Constructed of hard white maple veneers in 5cm wide, 0,8 mm thick strips on Hat Trick and High Sticking chair, laminated to 7 to 9-ply thickness with high-bonding urea glue. All wood grains run in same direction for resilience. Thermo-set assembly glue provides structural rigidity without the need for metal connectors, while allowing for ergonomic movement andflexibility. Backs on all chairs flex for added comfort.
Frank Gehry
Frank Gehry, born 1929 in Toronto, Canada, graduated in architecture from the University of Southern California before studying urban planning at Harvard University’s Graduate School of Design.
In 1962 he founded the architectural firm Frank Gehry & Associates in Los Angeles. He designed the Easy cardboard furniture series Easy Edges between 1969 and 1972. Over the years he has taught at several universities, including Harvard and Yale, where he served as Charlotte Davenport Chair of Architecture (1982, 1985, 1987-89) and where he still teaches.
Gehry has received numerous honorary degrees from several institutions, including the University of Toronto, the University of Southern California, Yale University, Harvard University, and the University of Edinburgh.
Knoll uses modern design to connect people to their work, to their lives, to their world. Since 1938, it has been internationally recognized for creating furniture for work and residential environments.

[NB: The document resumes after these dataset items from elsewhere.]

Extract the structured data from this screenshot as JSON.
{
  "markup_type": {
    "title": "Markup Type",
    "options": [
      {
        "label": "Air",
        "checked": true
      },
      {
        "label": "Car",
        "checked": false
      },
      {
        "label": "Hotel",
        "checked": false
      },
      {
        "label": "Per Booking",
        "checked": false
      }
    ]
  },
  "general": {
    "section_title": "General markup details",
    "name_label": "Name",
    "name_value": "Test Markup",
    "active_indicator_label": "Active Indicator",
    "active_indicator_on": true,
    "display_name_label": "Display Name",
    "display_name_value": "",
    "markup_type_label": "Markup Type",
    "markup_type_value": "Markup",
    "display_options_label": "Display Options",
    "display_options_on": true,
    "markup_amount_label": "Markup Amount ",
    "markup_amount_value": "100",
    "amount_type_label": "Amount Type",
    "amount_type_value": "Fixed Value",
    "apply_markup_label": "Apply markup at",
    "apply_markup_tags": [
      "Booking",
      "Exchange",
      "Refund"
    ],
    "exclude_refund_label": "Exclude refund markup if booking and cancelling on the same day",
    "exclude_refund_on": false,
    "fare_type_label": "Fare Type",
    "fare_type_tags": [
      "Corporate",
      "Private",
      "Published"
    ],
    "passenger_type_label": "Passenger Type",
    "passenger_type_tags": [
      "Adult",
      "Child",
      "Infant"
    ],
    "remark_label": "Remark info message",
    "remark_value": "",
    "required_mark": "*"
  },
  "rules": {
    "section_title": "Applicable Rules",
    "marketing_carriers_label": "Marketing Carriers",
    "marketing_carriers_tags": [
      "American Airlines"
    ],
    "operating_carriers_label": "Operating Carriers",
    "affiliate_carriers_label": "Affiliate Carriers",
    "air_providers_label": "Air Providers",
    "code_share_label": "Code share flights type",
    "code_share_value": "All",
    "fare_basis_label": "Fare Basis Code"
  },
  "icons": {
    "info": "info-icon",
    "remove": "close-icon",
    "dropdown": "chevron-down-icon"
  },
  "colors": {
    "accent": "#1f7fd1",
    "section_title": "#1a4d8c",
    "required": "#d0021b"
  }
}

For more than 80 years Knoll has remained true to the Bauhaus design philosophy that modern furniture should complement the architectural space. At Knoll, modern design has been the guiding principle and this passion has been shared by customers and design professionals around the world. The founders, Hans and Florence Knoll, embraced the creative genius of the time. Supported schools were Bauhaus School and Cranbrook Academy of Art to create new types of furniture and workplace environments.

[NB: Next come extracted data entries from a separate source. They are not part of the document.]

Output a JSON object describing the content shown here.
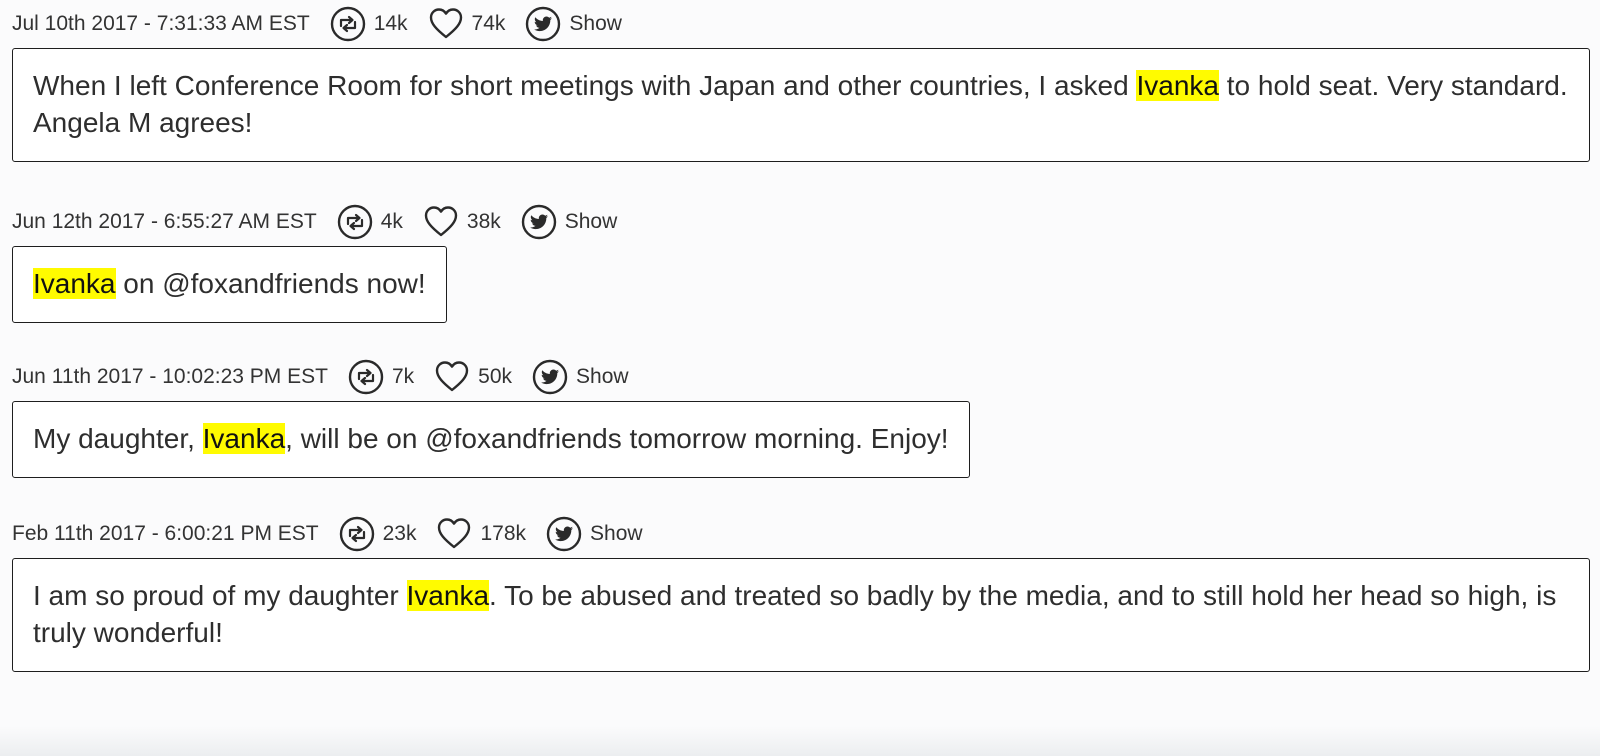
{
  "tweets": [
    {
      "date": "Jul 10th 2017 - 7:31:33 AM EST",
      "retweets": "14k",
      "likes": "74k",
      "show_label": "Show",
      "text_before": "When I left Conference Room for short meetings with Japan and other countries, I asked ",
      "highlight": "Ivanka",
      "text_after": " to hold seat. Very standard. Angela M agrees!"
    },
    {
      "date": "Jun 12th 2017 - 6:55:27 AM EST",
      "retweets": "4k",
      "likes": "38k",
      "show_label": "Show",
      "text_before": "",
      "highlight": "Ivanka",
      "text_after": " on @foxandfriends now!"
    },
    {
      "date": "Jun 11th 2017 - 10:02:23 PM EST",
      "retweets": "7k",
      "likes": "50k",
      "show_label": "Show",
      "text_before": "My daughter, ",
      "highlight": "Ivanka",
      "text_after": ", will be on @foxandfriends tomorrow morning. Enjoy!"
    },
    {
      "date": "Feb 11th 2017 - 6:00:21 PM EST",
      "retweets": "23k",
      "likes": "178k",
      "show_label": "Show",
      "text_before": "I am so proud of my daughter ",
      "highlight": "Ivanka",
      "text_after": ". To be abused and treated so badly by the media, and to still hold her head so high, is truly wonderful!"
    }
  ],
  "icons": {
    "retweet": "retweet-icon",
    "like": "heart-icon",
    "show": "twitter-bird-icon"
  },
  "colors": {
    "highlight": "#fffb00",
    "text": "#2e2e2e",
    "border": "#1e1e1e",
    "background": "#fbfbfc"
  }
}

Their approach, where craftsmanship joins technology through the use of design, sets the perspective and shapes the values that live today. 80 years of historical collaborations, with pioneering modernists and daring contemporary designers, define not only the past but the future through active, recent and future collaborations with Antenna Design, Don Chadwick, Formway Design, Jehs & Laub, Joseph D'Urso , David Adjaye and OMA.